A rescue operation got underway on July 10 to search for more than a dozen crew members who have gone missing after Houthi terrorists sank a ship in the Red Sea.
“After killing their shipmates, sinking their ship and hampering rescue efforts, the Houthi terrorists have kidnapped many surviving crew members of the Eternity C,” the embassy wrote in a post on social media platform X.
“We call for their immediate and unconditional safe release.”
The crew of the Eternity C included 22 sailors—21 Filipinos and one Russian—as well as a three-member security team.
“The United States has been clear,” the statement said. “We will continue to take necessary action to protect freedom of navigation and commercial shipping from Houthi terrorist attacks, which must be condemned by all members of the international community.”
In the footage released by the Houthis, a member of the group can be heard purportedly offering those on board, via radio, the opportunity to flee the sinking vessel.
According to the statement, the attack was “carried out with an unmanned boat and six cruise and ballistic missiles” and resulted in the “complete sinking of the ship.”
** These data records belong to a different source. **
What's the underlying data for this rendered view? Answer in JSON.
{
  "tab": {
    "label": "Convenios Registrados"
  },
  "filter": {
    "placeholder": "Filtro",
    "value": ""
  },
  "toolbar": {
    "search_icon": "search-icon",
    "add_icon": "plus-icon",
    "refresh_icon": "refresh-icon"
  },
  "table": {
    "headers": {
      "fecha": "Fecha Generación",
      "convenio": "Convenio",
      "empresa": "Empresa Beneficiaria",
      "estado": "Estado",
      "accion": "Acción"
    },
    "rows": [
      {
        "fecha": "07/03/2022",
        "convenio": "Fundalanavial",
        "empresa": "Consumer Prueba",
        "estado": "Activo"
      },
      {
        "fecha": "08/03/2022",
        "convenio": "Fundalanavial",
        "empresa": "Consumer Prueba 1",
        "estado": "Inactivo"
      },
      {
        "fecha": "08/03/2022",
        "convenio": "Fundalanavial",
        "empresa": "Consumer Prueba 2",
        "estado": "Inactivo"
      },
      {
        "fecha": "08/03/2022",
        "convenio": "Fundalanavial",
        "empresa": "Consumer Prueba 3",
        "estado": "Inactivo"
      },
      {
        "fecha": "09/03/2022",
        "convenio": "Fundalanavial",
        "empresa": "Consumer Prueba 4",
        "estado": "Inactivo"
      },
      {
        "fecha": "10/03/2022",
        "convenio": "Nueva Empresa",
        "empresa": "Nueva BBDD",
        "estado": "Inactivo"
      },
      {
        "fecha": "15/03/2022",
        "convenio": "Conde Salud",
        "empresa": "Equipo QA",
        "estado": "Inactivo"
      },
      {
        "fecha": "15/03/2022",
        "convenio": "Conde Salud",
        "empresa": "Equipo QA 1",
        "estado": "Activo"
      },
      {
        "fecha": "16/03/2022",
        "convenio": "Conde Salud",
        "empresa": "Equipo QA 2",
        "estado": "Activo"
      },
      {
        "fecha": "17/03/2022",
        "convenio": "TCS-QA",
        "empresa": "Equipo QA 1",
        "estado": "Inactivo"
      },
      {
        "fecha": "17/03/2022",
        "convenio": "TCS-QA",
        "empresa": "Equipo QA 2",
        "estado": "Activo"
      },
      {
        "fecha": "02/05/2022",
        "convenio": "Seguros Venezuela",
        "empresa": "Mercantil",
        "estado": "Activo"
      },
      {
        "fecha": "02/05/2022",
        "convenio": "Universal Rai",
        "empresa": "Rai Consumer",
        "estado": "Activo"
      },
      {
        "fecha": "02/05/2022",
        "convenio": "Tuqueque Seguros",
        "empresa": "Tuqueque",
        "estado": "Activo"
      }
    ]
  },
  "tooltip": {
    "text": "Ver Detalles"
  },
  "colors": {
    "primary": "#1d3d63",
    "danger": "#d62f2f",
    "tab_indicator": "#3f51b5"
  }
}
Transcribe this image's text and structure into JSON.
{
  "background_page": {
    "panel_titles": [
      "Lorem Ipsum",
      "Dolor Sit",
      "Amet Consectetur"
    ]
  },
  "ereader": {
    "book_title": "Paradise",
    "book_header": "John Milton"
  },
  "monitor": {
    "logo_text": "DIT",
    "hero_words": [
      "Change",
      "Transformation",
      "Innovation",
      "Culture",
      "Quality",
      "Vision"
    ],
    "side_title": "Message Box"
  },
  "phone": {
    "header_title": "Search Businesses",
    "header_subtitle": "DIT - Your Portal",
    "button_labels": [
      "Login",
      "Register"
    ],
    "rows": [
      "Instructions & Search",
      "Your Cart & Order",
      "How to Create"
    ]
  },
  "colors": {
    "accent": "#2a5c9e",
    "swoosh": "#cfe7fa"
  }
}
“Following the operation, a group of special forces from the naval forces moved to rescue a number of the ship’s crew, provide them with medical care, and transport them to a safe location,” the Houthi statement reads, without providing details on the condition of the crew members or their nationalities.
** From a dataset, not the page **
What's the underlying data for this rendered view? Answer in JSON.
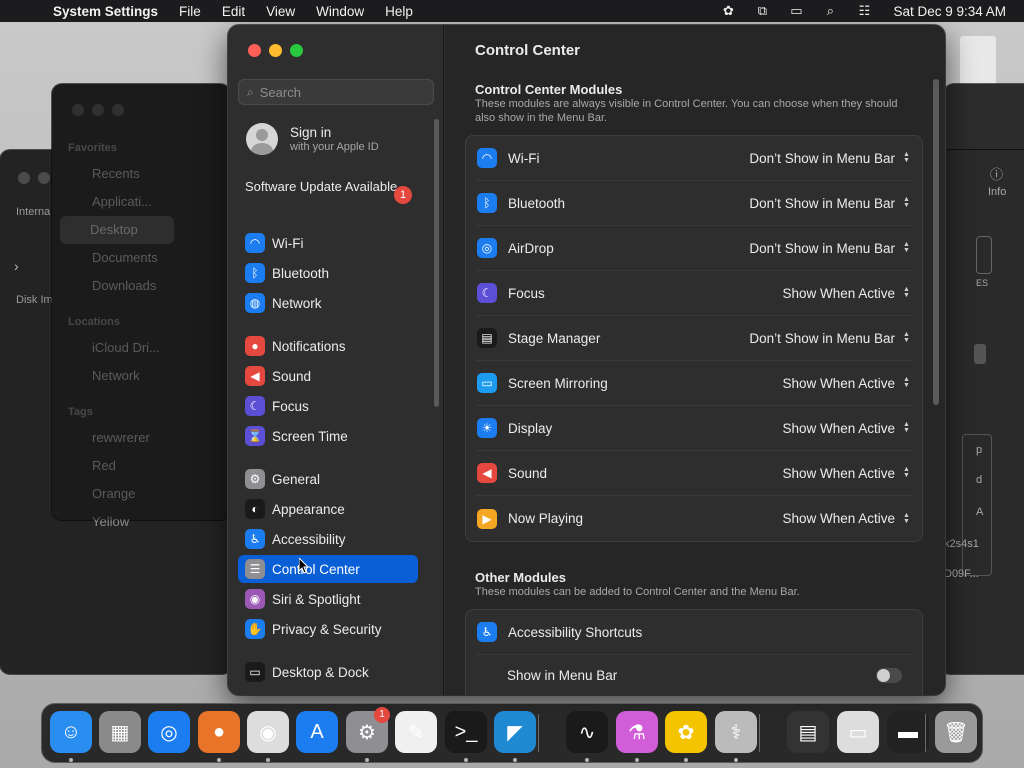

The terrorist group, which controls much of Yemen, is a self-described arm of Iran’s “Axis of Resistance” and has been firing at Israel and targeting shipping in the Red Sea since the start of the 2023 conflict between Israel and Hamas in Gaza, in what the group has described as solidarity with the Palestinians.
Also known as Ansar Allah, the Houthis are a Zaidi Shia movement that unseated Yemen’s internationally recognized government from the capital, Sanaa, in 2014. They currently control an area encompassing about 80 percent of the country, home to 32 million people.
The group was redesignated a foreign terrorist organization by the U.S. State Department in March, after the Biden administration removed the designation in 2021.